Etiological Chest Pain Categories
Evaluation for Chest Pain
- Very careful and complete history and physical examination: this will help guide the direction of testing. For each of the diseases listed there are often key historical features that can guide work-up.
- There should be specific questioning about cardiac history, including personal and family history of syncope which may suggest cardiac issues. Family history regarding diabetes, connective tissue disorders like Marfan’s, Ehlers-Danlos, Kawasaki disease should be explored.
- If cardiac etiology is suspected there is a standardized clinical assessment and management plan tool (SCAMP) that guides work up.

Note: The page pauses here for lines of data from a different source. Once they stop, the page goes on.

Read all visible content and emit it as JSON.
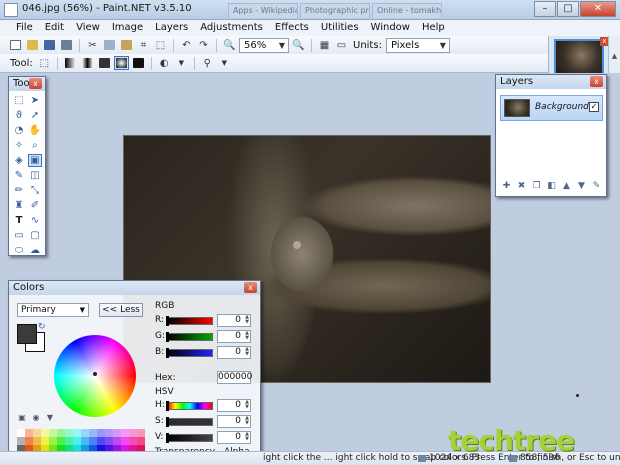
{
  "window": {
    "title": "046.jpg (56%) - Paint.NET v3.5.10",
    "background_tabs": [
      "Apps - Wikipedia, th...",
      "Photographic print...",
      "Online - tomakhub..."
    ],
    "controls": [
      "–",
      "□",
      "✕"
    ]
  },
  "menu": [
    "File",
    "Edit",
    "View",
    "Image",
    "Layers",
    "Adjustments",
    "Effects",
    "Utilities",
    "Window",
    "Help"
  ],
  "toolbar": {
    "zoom_value": "56%",
    "units_label": "Units:",
    "units_value": "Pixels"
  },
  "toolbar2": {
    "tool_label": "Tool:"
  },
  "tools_panel": {
    "title": "Tools",
    "close": "x",
    "tools": [
      "rect-select",
      "move-selection",
      "lasso",
      "move-selected",
      "zoom",
      "pan",
      "magic-wand",
      "magnify",
      "paint-bucket",
      "gradient",
      "paintbrush",
      "eraser",
      "pencil",
      "color-picker",
      "clone-stamp",
      "recolor",
      "text",
      "line-curve",
      "rectangle",
      "rounded-rectangle",
      "ellipse",
      "freeform-shape"
    ]
  },
  "layers_panel": {
    "title": "Layers",
    "close": "x",
    "layers": [
      {
        "name": "Background",
        "visible": true
      }
    ],
    "actions": [
      "add-layer",
      "delete-layer",
      "duplicate-layer",
      "merge-down",
      "move-up",
      "move-down",
      "layer-properties"
    ]
  },
  "colors_panel": {
    "title": "Colors",
    "close": "x",
    "mode": "Primary",
    "less_button": "<< Less",
    "rgb_label": "RGB",
    "hsv_label": "HSV",
    "r_label": "R:",
    "g_label": "G:",
    "b_label": "B:",
    "r_value": "0",
    "g_value": "0",
    "b_value": "0",
    "hex_label": "Hex:",
    "hex_value": "000000",
    "h_label": "H:",
    "s_label": "S:",
    "v_label": "V:",
    "h_value": "0",
    "s_value": "0",
    "v_value": "0",
    "alpha_label": "Transparency - Alpha",
    "alpha_value": "75",
    "primary_color": "#3b3b3b",
    "secondary_color": "#ffffff"
  },
  "status": {
    "hint": "ight click the ... ight click hold to swap colors. Press Enter to finish, or Esc to undo.",
    "image_size": "1024 x 683",
    "cursor_coords": "858, 596"
  },
  "watermark": "techtree"
}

Using this tool has provided a 22% cost reduction in evaluation and treatment of chest pain and to try to provide uniformity to evaluation.
- When evaluating children with chest pain providers SHOULD ALWAYS consider conditions that may predispose children to cardiac death such as Long QT syndrome (20% of these patients have family history), hypertrophic cardiomyopathy (one third have family history), catecholaminergic polymorphic VT (VT brought on my exercise) and anomalous origin of the coronary artery.
Questions That Should Always Be Asked
- Have you ever fainted, passed out, or had a seizure suddenly and without warning, especially during exercise or in response to auditory triggers such as doorbells, alarm clocks, and ringing telephones?
- Have you ever had exercise-induced chest pain or shortness of breath?
- Are you related to anyone with sudden, unexplained, and unexpected death before age 50 years?
- Are you related to anyone who has been diagnosed as having a sudden death–predisposing heart condition such as hypertrophic cardiomyopathy, long QT syndrome, or catecholaminergic polymorphic ventricular tachycardia?
In evaluating a child with chest pain careful, methodical, and thorough history is key in guiding your evaluation!!